Because the Symbolics.jl expressions obey Julia semantics, one can directly transform existing Julia functions into Symbolics.jl symbolic representations of the function by simply inputting the symbolic values into the function and using what is returned. For example, let's take the following numerical PDE discretization:

using Symbolics, LinearAlgebra, SparseArrays

# Define the constants for the PDE
const α₂ = 1.0
const α₃ = 1.0
const β₁ = 1.0
const β₂ = 1.0
const β₃ = 1.0
const r₁ = 1.0
const r₂ = 1.0
const _DD = 100.0
const γ₁ = 0.1
const γ₂ = 0.1
const γ₃ = 0.1
const N = 32
const X = reshape([i for i in 1:N for j in 1:N], N, N)
const Y = reshape([j for i in 1:N for j in 1:N], N, N)
const α₁ = 1.0 .* (X .>= 4*N/5)

const Mx = Array(Tridiagonal([1.0 for i in 1:N-1], [-2.0 for i in 1:N], [1.0 for i in 1:N-1]))
const My = copy(Mx)
Mx[2, 1] = 2.0
Mx[end-1,end] = 2.0
My[1, 2] = 2.0
My[end,end-1] = 2.0

# Define the discretized PDE as an ODE function
function f(u, p, t)
    A = u[:,:,1]
    B = u[:,:,2]
    C = u[:,:,3]
    MyA = My*A
    AMx = A*Mx
    DA = @. _DD*(MyA + AMx)
    dA = @. DA + α₁ - β₁*A - r₁*A*B + r₂*C
    dB = @. α₂ - β₂*B - r₁*A*B + r₂*C
    dC = @. α₃ - β₃*C + r₁*A*B - r₂*C
    cat(dA, dB, dC, dims=3)
end

We can build the Symbolics version of this model by tracing the model function:

# Define the initial condition as normal arrays
@variables u[1:N, 1:N, 1:3]
du = simplify.(f(u, nothing, 0.0))

The output, here the in-place modified du, is a symbolic representation of each output of the function. We can then utilize this in the Symbolics functionality. For example, let's build a parallel version of f first:

fastf = eval(Symbolics.build_function(du,u,
            parallel=Symbolics.MultithreadedForm())[2])

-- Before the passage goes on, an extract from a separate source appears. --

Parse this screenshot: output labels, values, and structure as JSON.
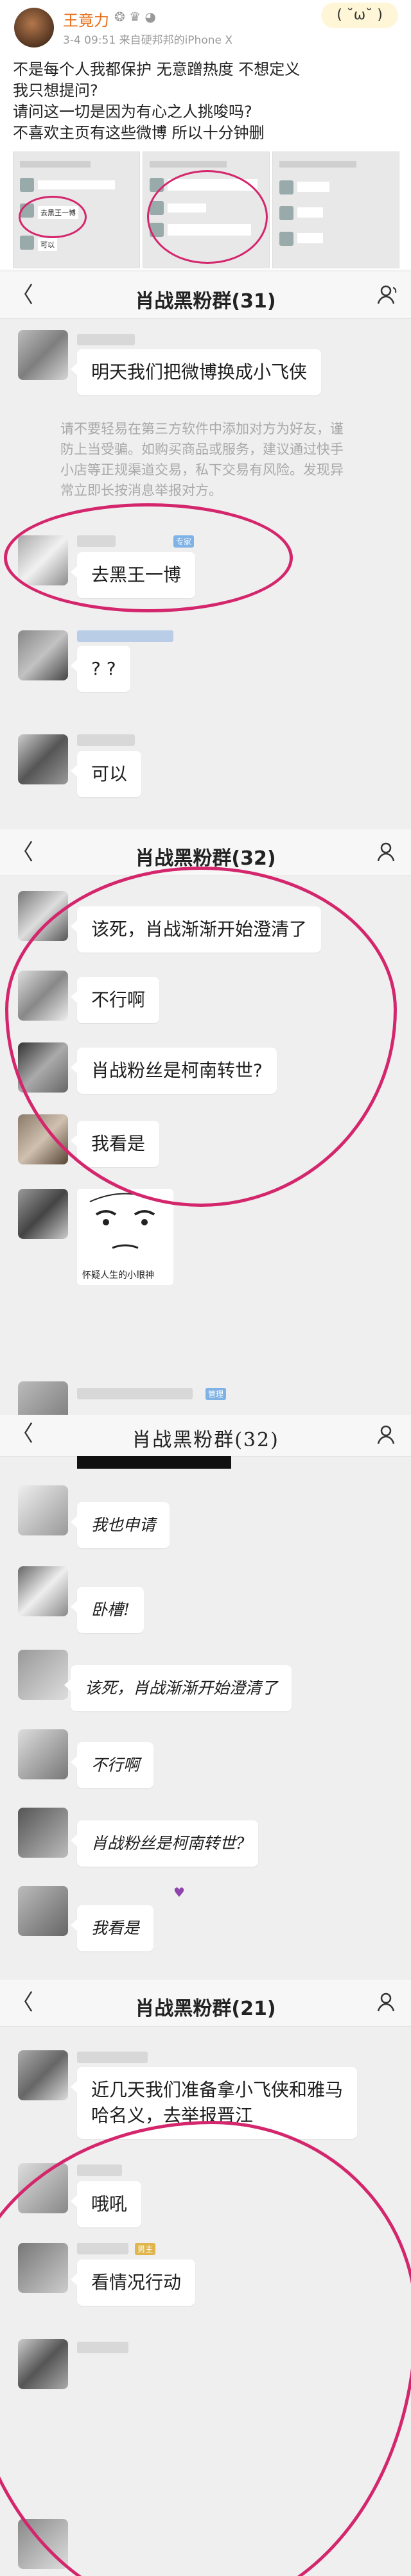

Now let's compute the sparse Jacobian function and compile a fast multithreaded version:

jac = Symbolics.sparsejacobian(vec(du), vec(u))
fjac = eval(Symbolics.build_function(jac,u,
            parallel=Symbolics.MultithreadedForm())[2])

It takes awhile for this to generate, but the results will be worth it! Now let's setup the parabolic PDE to be solved by DifferentialEquations.jl. We will setup the vanilla version and the sparse multithreaded version:

using OrdinaryDiffEq
u0 = zeros(N, N, 3)
MyA = zeros(N, N);
AMx = zeros(N, N);
DA = zeros(N, N);
prob = ODEProblem(f, u0, (0.0, 10.0))
fastprob = ODEProblem(ODEFunction((du, u, p, t) -> fastf(du, u),
                                   jac = (du, u, p, t) -> fjac(du, u),
                                   jac_prototype = similar(jac, Float64)),
                                   u0, (0.0, 10.0))

Let's see the timing difference:

using BenchmarkTools
@btime solve(prob, TRBDF2()) # 33.073 s (895404 allocations: 23.87 GiB)
@btime solve(fastprob, TRBDF2()) # 209.670 ms (8208 allocations: 109.25 MiB)

Boom, an automatic 157x acceleration that grows as the size of the problem increases!